- General Motors Q3 EV sales are up 46 percent from Q2, to 32,095.
- The Chevrolet Equinox EV is now GM’s best-selling electric vehicle.
- Cadillac has sold over 20,000 Lyriq EV crossovers so far this year.
Consumers aren’t warming up to electric vehicles like automakers thought they would. Some brands, like Mercedes-Benz, are watching their EV sales tumble. But it’s not all gloomy news on the EV front. GM’s third-quarter sales report shows that EVs are far from dead as it continues to expand its lineup of battery-electric vehicles.
GM sold 32,095 EVs between July and September this year, which is the automaker’s best quarter ever for these models. Sales were up 40 percent compared to Q2, when it delivered 21,930 EVs by comparison. GM only sold 16,425 EVs in Q1. Its share of the US EV market has also grown from 6.5 percent in Q1 to 9.5 percent in Q3.
A lot of this quarter’s success comes from the new Equinox EV. It’s now the automaker’s best-selling EV, making up nearly a third of GM’s Q3 EV sales—9,772—its first full quarter on sale. With sales up 21 percent from Q2, the Blazer EV was a close second at 7,998.
The Bolt EV, which ended production last year, accounted for just 168 sales last quarter, but Chevrolet is preparing to launch a similarly priced successor soon. Silverado EV sales were down from Q2 to Q3—2,196 to 1,995—but the automaker will launch a cheaper Silverado EV trim before the end of the year that should broaden its appeal and pump up those numbers.
GMC began to deliver the Sierra Denali EV Edition 1 last quarter, while the beastly Hummer enjoyed a 268.9 percent increase in 2024 Q3 sales compared to last year. The quarter accounted for nearly half of the EV’s total sales for the year. They’re up 632.1 percent, but that’s a big number because GMC only sold 1,216 SUVs and trucks from January to September 2023. The Hummer EV well on its way to cracking the 10,000 mark this year, though.
At Cadillac, the brand GM designated to lead its EV strategy, Lyriq sales are compared to 2023 even if they’re holding steady for the year. The Lyriq ended Q1 with 5,800 sales, followed by 7,294 in Q2. Q3 was slightly worse at 7,224. Those numbers won’t put the Lyriq on any year-end best-seller lists, but it is outselling other luxury EVs from BMW, Mercedes, Audi, and Lexus, with over 20,000 sales so far this year.

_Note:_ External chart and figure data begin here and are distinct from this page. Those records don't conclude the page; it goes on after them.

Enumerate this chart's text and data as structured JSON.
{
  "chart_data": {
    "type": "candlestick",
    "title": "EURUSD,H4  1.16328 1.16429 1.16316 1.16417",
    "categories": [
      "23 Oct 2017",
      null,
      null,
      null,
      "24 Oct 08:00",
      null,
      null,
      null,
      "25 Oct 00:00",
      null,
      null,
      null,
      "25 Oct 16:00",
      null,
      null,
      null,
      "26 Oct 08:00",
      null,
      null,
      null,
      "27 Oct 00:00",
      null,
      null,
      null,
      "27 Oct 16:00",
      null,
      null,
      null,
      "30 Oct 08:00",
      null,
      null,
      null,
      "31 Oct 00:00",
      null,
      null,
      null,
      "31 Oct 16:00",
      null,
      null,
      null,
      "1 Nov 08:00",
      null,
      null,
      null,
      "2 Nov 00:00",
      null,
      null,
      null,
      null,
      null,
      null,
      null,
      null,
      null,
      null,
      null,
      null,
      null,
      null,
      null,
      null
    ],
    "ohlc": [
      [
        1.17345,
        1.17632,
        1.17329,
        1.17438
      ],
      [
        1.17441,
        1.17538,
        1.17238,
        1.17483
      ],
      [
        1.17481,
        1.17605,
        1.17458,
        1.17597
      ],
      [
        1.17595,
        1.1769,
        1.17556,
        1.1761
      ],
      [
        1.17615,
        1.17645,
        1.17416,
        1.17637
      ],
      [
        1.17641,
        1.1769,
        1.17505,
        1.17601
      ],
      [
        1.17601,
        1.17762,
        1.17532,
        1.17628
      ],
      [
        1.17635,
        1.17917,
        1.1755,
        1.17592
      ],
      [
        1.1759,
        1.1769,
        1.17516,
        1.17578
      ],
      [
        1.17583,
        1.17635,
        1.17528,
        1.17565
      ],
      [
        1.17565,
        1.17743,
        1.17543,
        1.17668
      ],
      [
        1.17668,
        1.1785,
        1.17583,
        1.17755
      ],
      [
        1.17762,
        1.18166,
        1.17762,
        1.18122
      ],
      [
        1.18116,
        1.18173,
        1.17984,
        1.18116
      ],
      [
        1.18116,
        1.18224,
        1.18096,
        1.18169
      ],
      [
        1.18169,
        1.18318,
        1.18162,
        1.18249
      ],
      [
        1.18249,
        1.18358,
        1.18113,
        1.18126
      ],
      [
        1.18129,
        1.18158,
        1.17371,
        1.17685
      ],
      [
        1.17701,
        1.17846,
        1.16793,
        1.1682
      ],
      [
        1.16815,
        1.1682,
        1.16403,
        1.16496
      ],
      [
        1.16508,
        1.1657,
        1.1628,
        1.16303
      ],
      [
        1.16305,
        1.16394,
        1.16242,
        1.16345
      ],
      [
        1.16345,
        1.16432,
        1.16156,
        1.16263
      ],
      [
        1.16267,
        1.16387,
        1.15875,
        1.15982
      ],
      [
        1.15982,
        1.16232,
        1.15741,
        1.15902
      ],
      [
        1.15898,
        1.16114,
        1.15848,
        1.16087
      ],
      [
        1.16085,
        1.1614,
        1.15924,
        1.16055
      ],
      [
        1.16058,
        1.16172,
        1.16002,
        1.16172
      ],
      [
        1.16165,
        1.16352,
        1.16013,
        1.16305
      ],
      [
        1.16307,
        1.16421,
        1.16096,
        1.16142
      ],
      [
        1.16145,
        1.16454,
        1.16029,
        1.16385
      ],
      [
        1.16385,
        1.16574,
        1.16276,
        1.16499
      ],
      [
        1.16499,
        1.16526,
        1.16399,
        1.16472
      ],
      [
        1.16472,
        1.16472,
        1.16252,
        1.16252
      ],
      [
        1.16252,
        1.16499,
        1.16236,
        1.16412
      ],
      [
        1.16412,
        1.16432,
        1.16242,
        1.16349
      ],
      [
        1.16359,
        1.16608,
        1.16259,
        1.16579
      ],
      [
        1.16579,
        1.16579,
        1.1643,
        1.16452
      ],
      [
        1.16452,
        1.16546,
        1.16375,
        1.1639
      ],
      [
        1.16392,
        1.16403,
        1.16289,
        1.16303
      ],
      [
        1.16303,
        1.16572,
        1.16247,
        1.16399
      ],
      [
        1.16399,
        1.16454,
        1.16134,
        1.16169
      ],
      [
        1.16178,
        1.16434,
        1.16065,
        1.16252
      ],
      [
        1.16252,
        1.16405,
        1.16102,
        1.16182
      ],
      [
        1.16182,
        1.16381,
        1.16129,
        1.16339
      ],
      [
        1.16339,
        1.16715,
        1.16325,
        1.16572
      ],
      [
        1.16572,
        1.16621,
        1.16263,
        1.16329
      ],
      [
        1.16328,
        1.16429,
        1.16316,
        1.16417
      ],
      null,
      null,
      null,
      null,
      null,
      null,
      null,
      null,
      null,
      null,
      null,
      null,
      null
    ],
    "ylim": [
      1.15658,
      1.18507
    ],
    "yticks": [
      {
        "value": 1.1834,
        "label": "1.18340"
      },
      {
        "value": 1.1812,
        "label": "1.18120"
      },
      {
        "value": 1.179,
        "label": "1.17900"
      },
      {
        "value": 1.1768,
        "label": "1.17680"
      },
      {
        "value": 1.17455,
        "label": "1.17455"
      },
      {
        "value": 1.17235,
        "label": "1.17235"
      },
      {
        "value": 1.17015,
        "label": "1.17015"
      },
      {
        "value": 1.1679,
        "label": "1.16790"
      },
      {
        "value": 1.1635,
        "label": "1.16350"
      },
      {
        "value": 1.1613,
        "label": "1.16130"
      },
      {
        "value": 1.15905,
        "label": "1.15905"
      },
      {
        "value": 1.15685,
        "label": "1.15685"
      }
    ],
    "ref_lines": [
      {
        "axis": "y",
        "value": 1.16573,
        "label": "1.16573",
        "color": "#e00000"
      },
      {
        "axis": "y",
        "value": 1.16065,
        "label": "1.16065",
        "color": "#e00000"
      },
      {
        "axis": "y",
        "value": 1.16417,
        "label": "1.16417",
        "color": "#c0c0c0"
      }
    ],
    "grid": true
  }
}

Cadillac will have two more EVs to offer customers by the end of the year—the Optiq and Escalade IQ. The Cadillac Vistiq joins the lineup next year, expanding the range of models available to consumers.
Wanning interest has forced some automakers to rejigger their EV roadmaps, delaying models while pushing back deadlines to fully convert to building battery-electric vehicles, which is also leading to some cheap lease deals from automakers that over-measured demand and are eager to move stagnating inventory.